Netra Hawa teralih kearah Rahsya sepenuhnya. "Itu apa?" Sebelum menerima, Hawa bertanya terlebih dahulu.

"Buka saja."

Tangan Hawa mulai meraih paper bag itu, senyuman gadis itu mengembang seketika. Di dalam sana ada es krim vanila kesukaan Hawa, dan juga sebuah kain hijab yang kemarin terbang oleh angin. Seingatnya hijab ini sudah menghilang dari pandangan, mengapa sekarang bisa di temukan.

"Kok bisa hijab ini ketemu?" Seingat Hawa hijab ini sudah terbang sangat tinggi.

Pemuda itu menyentuh tengkuknya. "Saya tidak sengaja menemukannya." Rahsya berbohong, terpaksa sekali.
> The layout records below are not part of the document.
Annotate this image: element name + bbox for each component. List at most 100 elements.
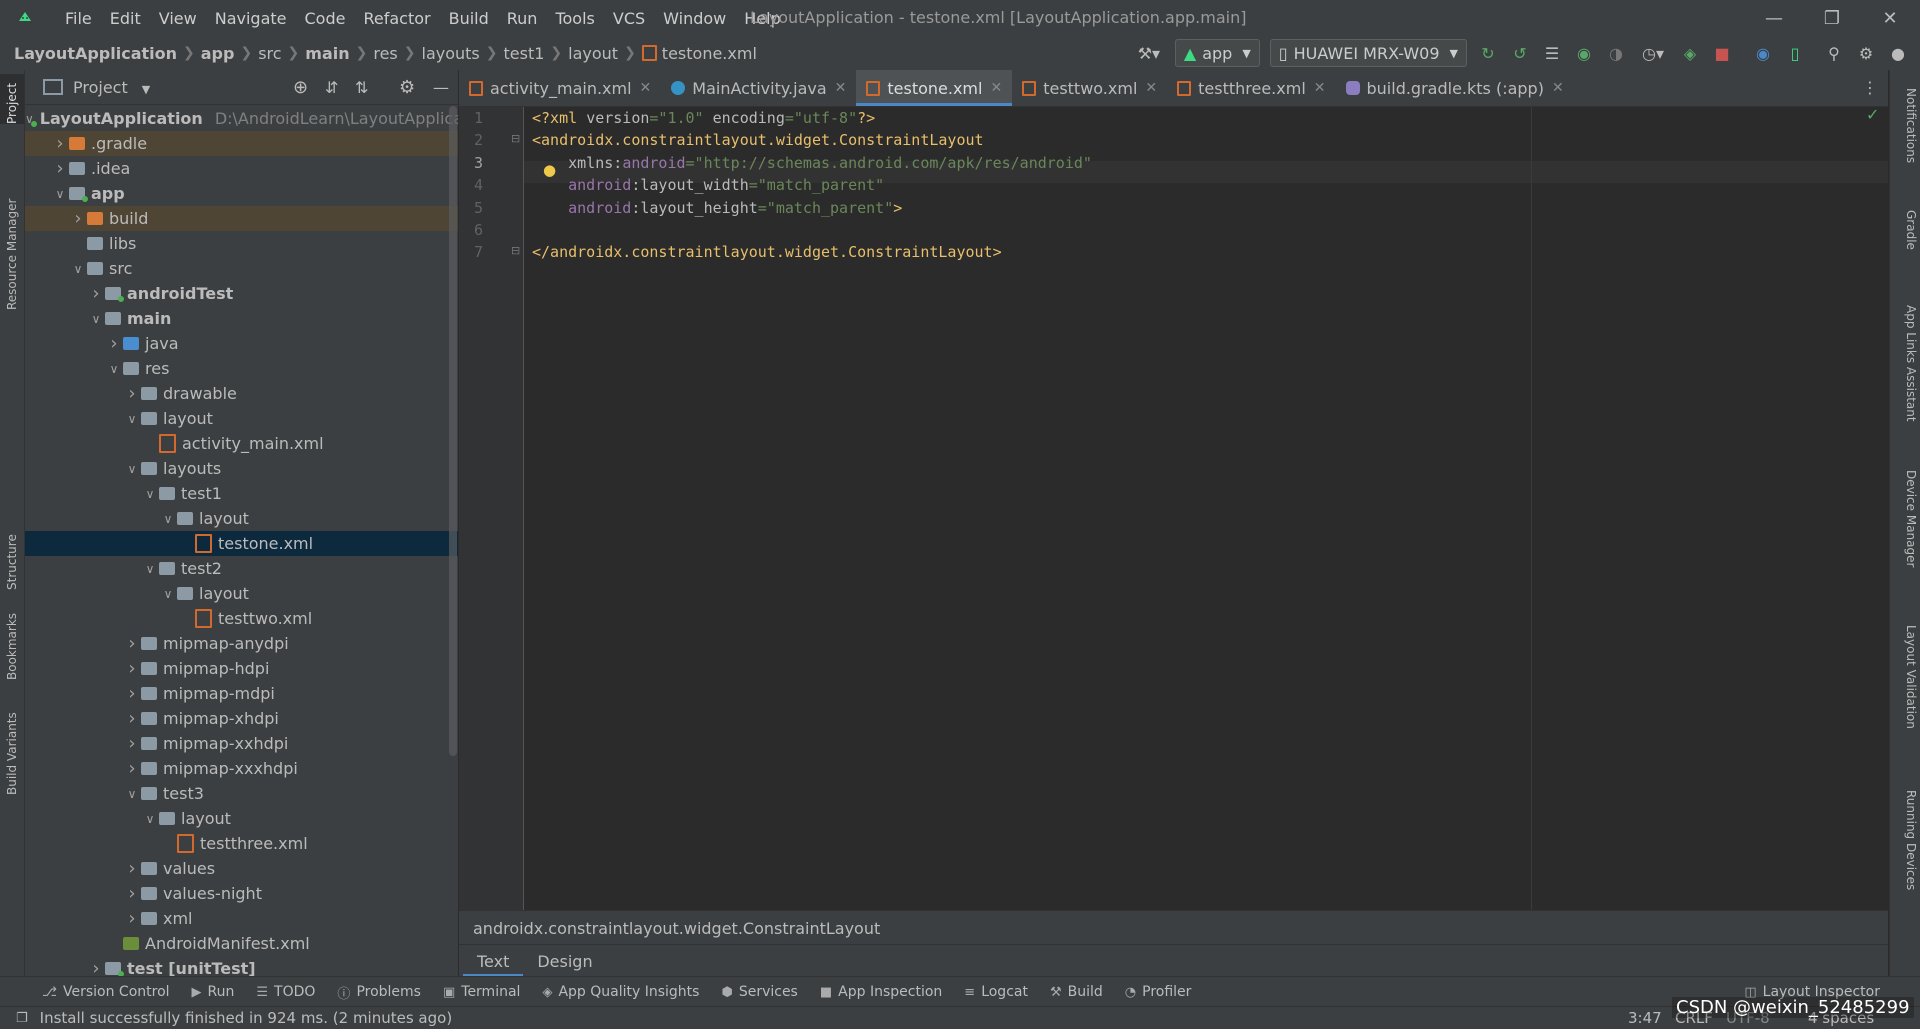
menu-item-refactor[interactable]: Refactor bbox=[354, 0, 439, 36]
build-hammer-button[interactable]: ⚒▾ bbox=[1129, 38, 1169, 68]
chevron-right-icon[interactable]: › bbox=[51, 158, 69, 179]
menu-item-window[interactable]: Window bbox=[654, 0, 735, 36]
editor-tab-testtwo-xml[interactable]: testtwo.xml ✕ bbox=[1012, 70, 1167, 106]
tree-row[interactable]: ∨ layouts bbox=[25, 456, 458, 481]
tool-app-quality-insights[interactable]: ◈ App Quality Insights bbox=[542, 984, 699, 1000]
account-button[interactable]: ● bbox=[1883, 38, 1913, 68]
project-scrollbar[interactable] bbox=[449, 106, 457, 756]
status-toggle-icon[interactable]: ❐ bbox=[16, 1011, 28, 1026]
tool-terminal[interactable]: ▣ Terminal bbox=[443, 984, 520, 1000]
chevron-down-icon[interactable]: ∨ bbox=[159, 512, 177, 526]
left-tab-resource-manager[interactable]: Resource Manager bbox=[0, 140, 24, 310]
chevron-right-icon[interactable]: › bbox=[123, 383, 141, 404]
close-tab-icon[interactable]: ✕ bbox=[1314, 80, 1326, 96]
tree-row[interactable]: › values-night bbox=[25, 881, 458, 906]
apply-changes-button[interactable]: ↺ bbox=[1505, 38, 1535, 68]
tree-row[interactable]: › xml bbox=[25, 906, 458, 931]
tool-profiler[interactable]: ◔ Profiler bbox=[1125, 984, 1192, 1000]
right-tab-notifications[interactable]: Notifications bbox=[1894, 88, 1918, 163]
right-tab-layout-validation[interactable]: Layout Validation bbox=[1894, 625, 1918, 729]
chevron-right-icon[interactable]: › bbox=[105, 333, 123, 354]
tree-row[interactable]: › mipmap-anydpi bbox=[25, 631, 458, 656]
code-area[interactable]: <?xml version="1.0" encoding="utf-8"?> <a… bbox=[459, 107, 1888, 910]
tree-row[interactable]: activity_main.xml bbox=[25, 431, 458, 456]
chevron-down-icon[interactable]: ∨ bbox=[141, 487, 159, 501]
chevron-right-icon[interactable]: › bbox=[123, 758, 141, 779]
menu-item-navigate[interactable]: Navigate bbox=[206, 0, 296, 36]
tool-todo[interactable]: ☰ TODO bbox=[256, 984, 315, 1000]
chevron-right-icon[interactable]: › bbox=[123, 858, 141, 879]
expand-all-icon[interactable]: ⇵ bbox=[325, 78, 338, 97]
code-line[interactable]: <androidx.constraintlayout.widget.Constr… bbox=[532, 131, 984, 149]
restore-button[interactable]: ❐ bbox=[1803, 0, 1861, 36]
chevron-right-icon[interactable]: › bbox=[123, 908, 141, 929]
attach-process-button[interactable]: ◈ bbox=[1675, 38, 1705, 68]
tool-run[interactable]: ▶ Run bbox=[192, 984, 235, 1000]
chevron-down-icon[interactable]: ∨ bbox=[123, 412, 141, 426]
tree-row[interactable]: › .gradle bbox=[25, 131, 458, 156]
chevron-down-icon[interactable]: ∨ bbox=[123, 787, 141, 801]
breadcrumb-item[interactable]: main bbox=[305, 44, 349, 63]
code-line[interactable]: <?xml version="1.0" encoding="utf-8"?> bbox=[532, 109, 875, 127]
tree-row[interactable]: › mipmap-xxxhdpi bbox=[25, 756, 458, 781]
status-message[interactable]: Install successfully finished in 924 ms.… bbox=[40, 1009, 453, 1027]
caret-position[interactable]: 3:47 bbox=[1628, 1009, 1662, 1027]
settings-button[interactable]: ⚙ bbox=[1851, 38, 1881, 68]
collapse-all-icon[interactable]: ⇅ bbox=[355, 78, 368, 97]
tree-row[interactable]: ∨ src bbox=[25, 256, 458, 281]
breadcrumb-item[interactable]: layouts bbox=[422, 44, 480, 63]
code-line[interactable]: </androidx.constraintlayout.widget.Const… bbox=[532, 243, 1002, 261]
tree-row[interactable]: ∨ test1 bbox=[25, 481, 458, 506]
tree-row[interactable]: ∨ layout bbox=[25, 506, 458, 531]
chevron-down-icon[interactable]: ∨ bbox=[123, 462, 141, 476]
coverage-button[interactable]: ☰ bbox=[1537, 38, 1567, 68]
tree-row[interactable]: ∨ res bbox=[25, 356, 458, 381]
close-tab-icon[interactable]: ✕ bbox=[640, 80, 652, 96]
mode-tab-text[interactable]: Text bbox=[463, 945, 524, 977]
breadcrumb-item[interactable]: src bbox=[258, 44, 281, 63]
menu-item-file[interactable]: File bbox=[56, 0, 101, 36]
tree-row[interactable]: libs bbox=[25, 231, 458, 256]
right-tab-app-links-assistant[interactable]: App Links Assistant bbox=[1894, 305, 1918, 422]
editor-breadcrumb[interactable]: androidx.constraintlayout.widget.Constra… bbox=[473, 919, 880, 938]
close-tab-icon[interactable]: ✕ bbox=[990, 80, 1002, 96]
code-editor[interactable]: 1 2 3 4 5 6 7 ⊟ ⊟ ● ✓ <?xml version="1.0" encodi… bbox=[459, 105, 1888, 910]
tree-row[interactable]: › java bbox=[25, 331, 458, 356]
tree-row[interactable]: ∨ test3 bbox=[25, 781, 458, 806]
chevron-down-icon[interactable]: ∨ bbox=[87, 312, 105, 326]
tree-row[interactable]: testtwo.xml bbox=[25, 606, 458, 631]
code-line[interactable]: android:layout_width="match_parent" bbox=[532, 176, 884, 194]
chevron-down-icon[interactable]: ∨ bbox=[51, 187, 69, 201]
tool-build[interactable]: ⚒ Build bbox=[1050, 984, 1103, 1000]
tree-row[interactable]: AndroidManifest.xml bbox=[25, 931, 458, 956]
code-line[interactable]: android:layout_height="match_parent"> bbox=[532, 199, 902, 217]
project-view-select[interactable]: Project ▼ bbox=[73, 78, 150, 97]
left-tab-build-variants[interactable]: Build Variants bbox=[0, 695, 24, 795]
device-select[interactable]: ▯ HUAWEI MRX-W09 ▼ bbox=[1269, 39, 1467, 67]
chevron-down-icon[interactable]: ∨ bbox=[159, 587, 177, 601]
tree-row[interactable]: ∨ layout bbox=[25, 406, 458, 431]
tree-row[interactable]: ∨ main bbox=[25, 306, 458, 331]
chevron-right-icon[interactable]: › bbox=[123, 883, 141, 904]
editor-tab-testthree-xml[interactable]: testthree.xml ✕ bbox=[1167, 70, 1335, 106]
chevron-down-icon[interactable]: ∨ bbox=[141, 562, 159, 576]
debug-button[interactable]: ◉ bbox=[1569, 38, 1599, 68]
editor-tab-build-gradle-kts-app-[interactable]: build.gradle.kts (:app) ✕ bbox=[1336, 70, 1574, 106]
hide-panel-icon[interactable]: — bbox=[433, 78, 449, 97]
breadcrumb-item[interactable]: app bbox=[201, 44, 235, 63]
tree-row[interactable]: › build bbox=[25, 206, 458, 231]
tree-row[interactable]: testthree.xml bbox=[25, 831, 458, 856]
breadcrumb-item[interactable]: testone.xml bbox=[662, 44, 757, 63]
tree-row[interactable]: › .idea bbox=[25, 156, 458, 181]
gear-icon[interactable]: ⚙ bbox=[399, 77, 415, 98]
tree-row[interactable]: › mipmap-xhdpi bbox=[25, 706, 458, 731]
tree-row[interactable]: › mipmap-xxhdpi bbox=[25, 731, 458, 756]
breadcrumb-item[interactable]: layout bbox=[568, 44, 618, 63]
menu-item-run[interactable]: Run bbox=[498, 0, 547, 36]
attach-debugger-button[interactable]: ◑ bbox=[1601, 38, 1631, 68]
stop-button[interactable]: ■ bbox=[1707, 38, 1737, 68]
chevron-down-icon[interactable]: ∨ bbox=[69, 262, 87, 276]
tool-problems[interactable]: ⓘ Problems bbox=[337, 983, 421, 1002]
tree-row[interactable]: › mipmap-mdpi bbox=[25, 681, 458, 706]
chevron-right-icon[interactable]: › bbox=[123, 633, 141, 654]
Padahal semalam saat seluruh santriwan-santriwati sudah tertidur lelap, pemuda itu menyusuri seisi pesantren hanya demi mencari kain hijab Hawa. Untung saja Hijab berwana pink itu di temukan, di atas pohon. Rahsya tahu, Hawa sangat menyukai warna hijab itu. 
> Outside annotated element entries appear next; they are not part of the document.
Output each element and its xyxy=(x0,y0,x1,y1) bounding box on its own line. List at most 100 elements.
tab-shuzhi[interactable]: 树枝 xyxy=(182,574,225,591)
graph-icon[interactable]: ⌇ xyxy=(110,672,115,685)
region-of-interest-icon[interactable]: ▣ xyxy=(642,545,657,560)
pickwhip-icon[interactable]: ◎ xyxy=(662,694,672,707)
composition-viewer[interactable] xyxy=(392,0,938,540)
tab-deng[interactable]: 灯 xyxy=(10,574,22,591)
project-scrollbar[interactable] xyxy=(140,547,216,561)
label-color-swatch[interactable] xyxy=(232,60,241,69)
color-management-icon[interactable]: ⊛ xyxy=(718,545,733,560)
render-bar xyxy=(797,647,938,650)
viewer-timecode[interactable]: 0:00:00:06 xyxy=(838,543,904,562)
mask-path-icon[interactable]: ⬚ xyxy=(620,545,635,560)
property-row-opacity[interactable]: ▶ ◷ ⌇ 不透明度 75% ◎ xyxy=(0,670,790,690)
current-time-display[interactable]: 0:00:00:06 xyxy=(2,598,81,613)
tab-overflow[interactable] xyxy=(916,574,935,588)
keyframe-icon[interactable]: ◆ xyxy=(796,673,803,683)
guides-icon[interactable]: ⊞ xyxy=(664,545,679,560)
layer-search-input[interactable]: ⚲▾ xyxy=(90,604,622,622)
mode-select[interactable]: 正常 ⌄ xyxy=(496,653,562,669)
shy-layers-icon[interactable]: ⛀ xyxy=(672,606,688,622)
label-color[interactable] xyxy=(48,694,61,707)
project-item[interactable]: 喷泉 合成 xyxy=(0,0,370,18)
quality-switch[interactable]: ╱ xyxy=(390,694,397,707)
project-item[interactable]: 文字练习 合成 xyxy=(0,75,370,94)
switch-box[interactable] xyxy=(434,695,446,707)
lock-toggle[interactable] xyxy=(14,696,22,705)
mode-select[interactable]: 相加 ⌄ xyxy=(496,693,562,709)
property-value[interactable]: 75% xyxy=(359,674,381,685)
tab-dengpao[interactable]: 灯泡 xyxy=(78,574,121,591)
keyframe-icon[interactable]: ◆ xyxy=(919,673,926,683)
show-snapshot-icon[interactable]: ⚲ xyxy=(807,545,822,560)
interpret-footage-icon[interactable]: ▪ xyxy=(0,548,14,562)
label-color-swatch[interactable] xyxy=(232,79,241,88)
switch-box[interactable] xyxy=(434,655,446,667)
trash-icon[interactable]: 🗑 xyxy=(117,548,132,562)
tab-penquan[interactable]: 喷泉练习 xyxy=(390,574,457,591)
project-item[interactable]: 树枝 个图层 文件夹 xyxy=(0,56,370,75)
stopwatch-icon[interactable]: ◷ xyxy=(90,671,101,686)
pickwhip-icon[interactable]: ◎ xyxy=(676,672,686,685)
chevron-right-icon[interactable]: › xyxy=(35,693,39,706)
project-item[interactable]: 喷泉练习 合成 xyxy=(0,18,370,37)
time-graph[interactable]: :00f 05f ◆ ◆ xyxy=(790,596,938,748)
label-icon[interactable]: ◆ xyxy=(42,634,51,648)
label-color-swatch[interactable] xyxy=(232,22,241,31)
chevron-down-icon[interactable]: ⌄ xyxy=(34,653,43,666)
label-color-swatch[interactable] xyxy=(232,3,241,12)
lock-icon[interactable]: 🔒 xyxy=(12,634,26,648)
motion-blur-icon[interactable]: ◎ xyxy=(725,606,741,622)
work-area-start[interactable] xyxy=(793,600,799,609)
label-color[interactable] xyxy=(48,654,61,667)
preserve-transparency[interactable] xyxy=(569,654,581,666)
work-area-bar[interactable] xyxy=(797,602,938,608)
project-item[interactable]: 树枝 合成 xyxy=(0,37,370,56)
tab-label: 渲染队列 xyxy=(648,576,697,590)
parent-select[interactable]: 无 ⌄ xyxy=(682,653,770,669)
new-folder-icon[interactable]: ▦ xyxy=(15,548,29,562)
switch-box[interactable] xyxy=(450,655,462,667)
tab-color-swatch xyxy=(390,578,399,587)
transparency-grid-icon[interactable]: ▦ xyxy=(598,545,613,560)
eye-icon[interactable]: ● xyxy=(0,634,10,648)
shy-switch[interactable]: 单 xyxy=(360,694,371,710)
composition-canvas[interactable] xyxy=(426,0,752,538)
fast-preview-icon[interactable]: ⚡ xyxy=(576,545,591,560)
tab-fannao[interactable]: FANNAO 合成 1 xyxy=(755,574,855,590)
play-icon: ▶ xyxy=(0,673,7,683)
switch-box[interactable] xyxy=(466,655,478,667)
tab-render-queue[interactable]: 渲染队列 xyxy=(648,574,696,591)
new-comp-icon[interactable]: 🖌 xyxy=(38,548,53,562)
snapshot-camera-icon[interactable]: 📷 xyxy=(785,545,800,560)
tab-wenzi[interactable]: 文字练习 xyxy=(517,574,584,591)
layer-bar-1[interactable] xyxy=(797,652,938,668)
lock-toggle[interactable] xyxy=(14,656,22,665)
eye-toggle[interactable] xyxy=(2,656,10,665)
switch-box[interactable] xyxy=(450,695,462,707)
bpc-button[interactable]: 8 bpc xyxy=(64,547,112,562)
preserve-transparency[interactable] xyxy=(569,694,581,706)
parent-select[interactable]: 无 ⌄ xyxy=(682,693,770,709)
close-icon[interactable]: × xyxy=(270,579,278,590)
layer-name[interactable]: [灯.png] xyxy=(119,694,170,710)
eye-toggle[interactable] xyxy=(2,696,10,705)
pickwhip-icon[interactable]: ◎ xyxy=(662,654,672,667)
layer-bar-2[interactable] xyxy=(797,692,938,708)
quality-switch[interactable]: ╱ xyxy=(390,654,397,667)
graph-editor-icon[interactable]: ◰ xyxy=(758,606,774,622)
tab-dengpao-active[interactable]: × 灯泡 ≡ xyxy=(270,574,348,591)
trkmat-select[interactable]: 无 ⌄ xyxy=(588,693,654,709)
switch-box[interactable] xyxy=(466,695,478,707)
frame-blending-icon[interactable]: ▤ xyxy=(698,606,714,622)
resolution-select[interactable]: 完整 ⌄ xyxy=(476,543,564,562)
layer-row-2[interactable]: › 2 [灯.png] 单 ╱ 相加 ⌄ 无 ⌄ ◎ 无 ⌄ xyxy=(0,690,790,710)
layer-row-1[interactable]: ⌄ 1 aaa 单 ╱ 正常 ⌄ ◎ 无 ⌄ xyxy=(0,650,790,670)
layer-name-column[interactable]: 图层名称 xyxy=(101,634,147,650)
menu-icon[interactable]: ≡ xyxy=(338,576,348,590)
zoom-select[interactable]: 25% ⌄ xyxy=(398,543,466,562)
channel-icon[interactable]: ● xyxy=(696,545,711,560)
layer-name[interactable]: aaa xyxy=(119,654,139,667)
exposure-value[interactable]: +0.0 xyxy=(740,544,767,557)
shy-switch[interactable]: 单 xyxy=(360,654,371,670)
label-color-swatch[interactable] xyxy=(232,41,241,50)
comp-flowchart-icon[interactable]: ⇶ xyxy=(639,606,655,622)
Hadiah yang ia berikan, untuk yang pertama kalinya Hawa terima dan pakai. Saat Rahsya masih di Arab, Hawa selalu membuang hadiah darinya. Merasa sedih pun tak ada gunanya, karena semua itu butuh proses.

Kali ini sudah ada sedikit perkembangan itu sebabnya ia semalam mencari-cari hijab tersebut, untung saja masih bisa di temukan.
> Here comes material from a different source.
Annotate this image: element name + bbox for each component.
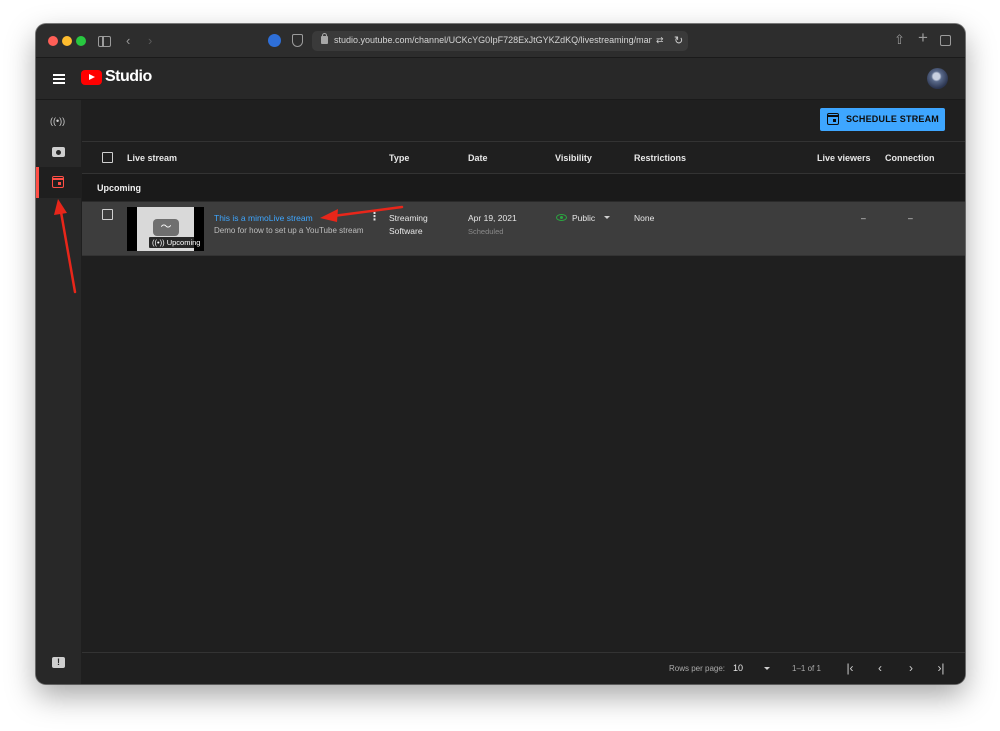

"Makasih ya Ustadz, Hawa suka banget sama hijabnya untung ketemu." Mata Hawa sedikit menyipit saat sedang tersenyum.

Membuat pipi Rahsya memerah, pemuda itu merasa terpesona. Sekaligus salah tingkah, sebelumnya ia tidak pernah berinteraksi terlalu banyak dengan perempuan yang bukan Mahram.

Ya Hawa sudah sah dengannya, jadi bukan masalah.

"Makan lah es krim tersebut, jangan terlalu lama di diamkan."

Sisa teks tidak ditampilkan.